Millions of Americans can now shop on the insurance marketplaces at the heart of President Barack Obama's healthcare reforms, entering a world intended to simplify the mysteries of health coverage but that could cause yet more confusion - at least initially.
Whether consumers will be pleased with the experience, the premiums and the out-of-pocket costs of the plans offered to them will finally start to become clear Tuesday. The nationwide rollout comes after months of buildup in which the marketplaces, also known as exchanges, have been both praised and vilified.
Illustrating the heated political disagreements over the law, the opening of the exchanges comes the same day as the shutdown of the federal government, led by congressional Republicans who want to block the health insurance reforms from taking effect.
The shutdown will have no immediate effect on the insurance marketplaces that are the backbone of the law, because they operate with money that isn't subject to the annual budget wrangling in Washington.
Efforts early Tuesday to access the online marketplace in Missouri prompted a message saying traffic to the site was heavy. The website churned slowly to the log-in page.
A member of the Health Insurance Marketplace apologized for the inconvenience in a live chat with KCTV5. He said the site is "experiencing a few technical difficulties."
The marketplaces represent a turning point in the nation's approach to healthcare, the biggest expansion in coverage in nearly 50 years.
The Obama administration hopes to sign up 7 million people during the first year and aims to eventually sign up at least half of the nearly 50 million uninsured Americans through an expansion of Medicaid or government-subsidized plans.
But if people become frustrated with predicted glitches in the computer-based enrollment process and turn away from the program, the prospects for Obama's signature domestic policy achievement could dim.

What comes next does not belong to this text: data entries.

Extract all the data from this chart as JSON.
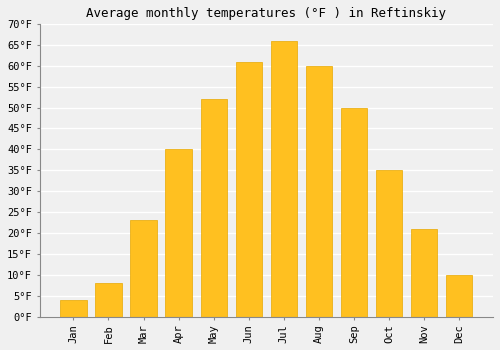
{
  "title": "Average monthly temperatures (°F ) in Reftinskiy",
  "months": [
    "Jan",
    "Feb",
    "Mar",
    "Apr",
    "May",
    "Jun",
    "Jul",
    "Aug",
    "Sep",
    "Oct",
    "Nov",
    "Dec"
  ],
  "values": [
    4,
    8,
    23,
    40,
    52,
    61,
    66,
    60,
    50,
    35,
    21,
    10
  ],
  "bar_color": "#FFC020",
  "bar_edge_color": "#E8A800",
  "ylim": [
    0,
    70
  ],
  "yticks": [
    0,
    5,
    10,
    15,
    20,
    25,
    30,
    35,
    40,
    45,
    50,
    55,
    60,
    65,
    70
  ],
  "ytick_labels": [
    "0°F",
    "5°F",
    "10°F",
    "15°F",
    "20°F",
    "25°F",
    "30°F",
    "35°F",
    "40°F",
    "45°F",
    "50°F",
    "55°F",
    "60°F",
    "65°F",
    "70°F"
  ],
  "background_color": "#f0f0f0",
  "grid_color": "#ffffff",
  "title_fontsize": 9,
  "tick_fontsize": 7.5,
  "font_family": "monospace",
  "bar_width": 0.75
}
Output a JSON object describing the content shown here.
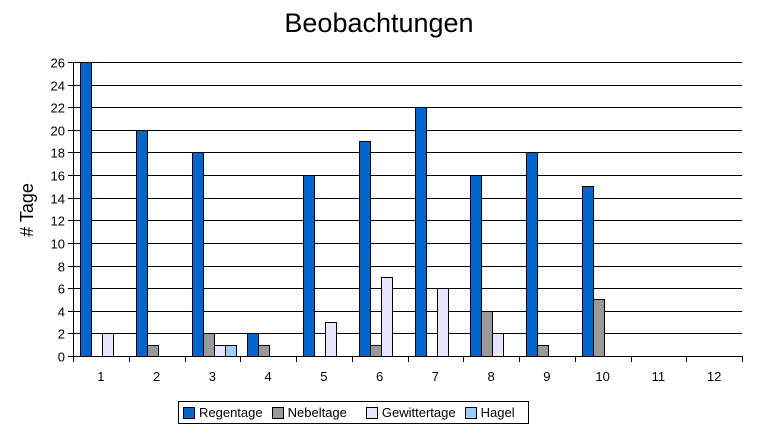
{
  "chart_data": {
    "type": "bar",
    "title": "Beobachtungen",
    "xlabel": "",
    "ylabel": "# Tage",
    "categories": [
      "1",
      "2",
      "3",
      "4",
      "5",
      "6",
      "7",
      "8",
      "9",
      "10",
      "11",
      "12"
    ],
    "series": [
      {
        "name": "Regentage",
        "color": "#0066cc",
        "values": [
          26,
          20,
          18,
          2,
          16,
          19,
          22,
          16,
          18,
          15,
          0,
          0
        ]
      },
      {
        "name": "Nebeltage",
        "color": "#999999",
        "values": [
          0,
          1,
          2,
          1,
          0,
          1,
          0,
          4,
          1,
          5,
          0,
          0
        ]
      },
      {
        "name": "Gewittertage",
        "color": "#e6e6ff",
        "values": [
          2,
          0,
          1,
          0,
          3,
          7,
          6,
          2,
          0,
          0,
          0,
          0
        ]
      },
      {
        "name": "Hagel",
        "color": "#99ccff",
        "values": [
          0,
          0,
          1,
          0,
          0,
          0,
          0,
          0,
          0,
          0,
          0,
          0
        ]
      }
    ],
    "ylim": [
      0,
      26
    ],
    "yticks": [
      0,
      2,
      4,
      6,
      8,
      10,
      12,
      14,
      16,
      18,
      20,
      22,
      24,
      26
    ],
    "grid": true,
    "legend_position": "bottom"
  }
}
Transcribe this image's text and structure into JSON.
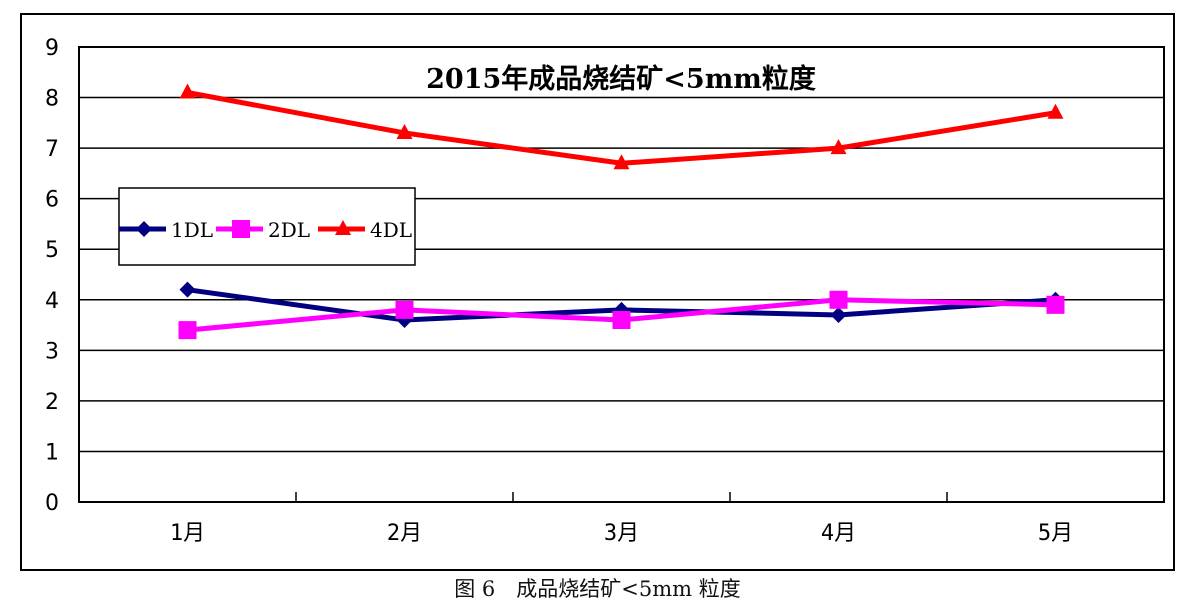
{
  "chart_data": {
    "type": "line",
    "title": "2015年成品烧结矿<5mm粒度",
    "xlabel": "",
    "ylabel": "",
    "categories": [
      "1月",
      "2月",
      "3月",
      "4月",
      "5月"
    ],
    "ylim": [
      0,
      9
    ],
    "yticks": [
      0,
      1,
      2,
      3,
      4,
      5,
      6,
      7,
      8,
      9
    ],
    "grid": true,
    "legend_position": "upper-left inside plot",
    "series": [
      {
        "name": "1DL",
        "color": "#000080",
        "marker": "diamond",
        "values": [
          4.2,
          3.6,
          3.8,
          3.7,
          4.0
        ]
      },
      {
        "name": "2DL",
        "color": "#ff00ff",
        "marker": "square",
        "values": [
          3.4,
          3.8,
          3.6,
          4.0,
          3.9
        ]
      },
      {
        "name": "4DL",
        "color": "#ff0000",
        "marker": "triangle",
        "values": [
          8.1,
          7.3,
          6.7,
          7.0,
          7.7
        ]
      }
    ]
  },
  "caption": "图 6　成品烧结矿<5mm 粒度"
}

"The promise of the law is that no one will go bankrupt because of medical bills," said Neera Tanden, president of the Center for American Progress, which helped work for passage of the law. "It won't happen in the first day or the first year. But when the law is fully operational, it will provide an economic benefit to roughly 30 million Americans."
Tanden cautioned against rushing to judge the marketplace's success on its first-day performance. Numerous observers have predicted bugs and setbacks. Trained outreach workers in many states are having trouble getting the certification they need to start helping people to enroll.
If people want to enroll, they will need accurate income information for their household, plus some understanding of how health insurance works, so they can get the financial assistance they qualify for and pick a health plan that's right for their needs.
The process involves federal agencies electronically verifying an applicant's identity, citizenship and income. Applicants will also have to sign that they are providing truthful information, subject to perjury laws.
The experience will be different depending on what state people live in.
"There are different taxes that are applied, there are different levels of minimum benefits that are offered, and then of course there are variances in our current health status from one state to the next," said Wayne Powell, chief of staff for Blue Cross Blue Shield of Kansas City.
At midnight, Kansas Republican Rep. Tim Huelskamp tried to sign up for the Obamacare exchanges.
"We have been warned time and time again that Obamacare is not ready for prime time. Well, it turns out that is right. When I tried to sign up for the exchanges, I was met with error messages, unfinished security forms and misspelled notices at every click," Huelskamp said.
Experts say applicants don't have to plow through the entire application at once. They can save their work and come back later.
Many states are predicting that people will initially test the online application system but actually sign up closer to Dec. 15, which is the deadline for coverage to start Jan. 1. Customers have until the end of March to sign up in order to avoid tax penalties.
Looming as one of the biggest challenges to the law's success is the ability of insurers to persuade relatively young and healthy people to buy insurance, as a way to balance the costs for the sicker people who are likely to get coverage as quickly as possible.
"You've got to launch this thing right the first time," said Robert Laszewski, a consultant who worked 20 years in the insurance industry. "If you don't, financially you will never recover."
Under the law, health insurance companies can no longer deny coverage to someone with a pre-existing medical condition and cannot impose lifetime caps on coverage. They also must cover a list of essential services, ranging from mental health treatment to maternity services.
Another obstacle: Nearly three-fourths of people under 65 who lack insurance are unaware the marketplaces open Tuesday, according to a Kaiser Family Foundation survey released over the weekend.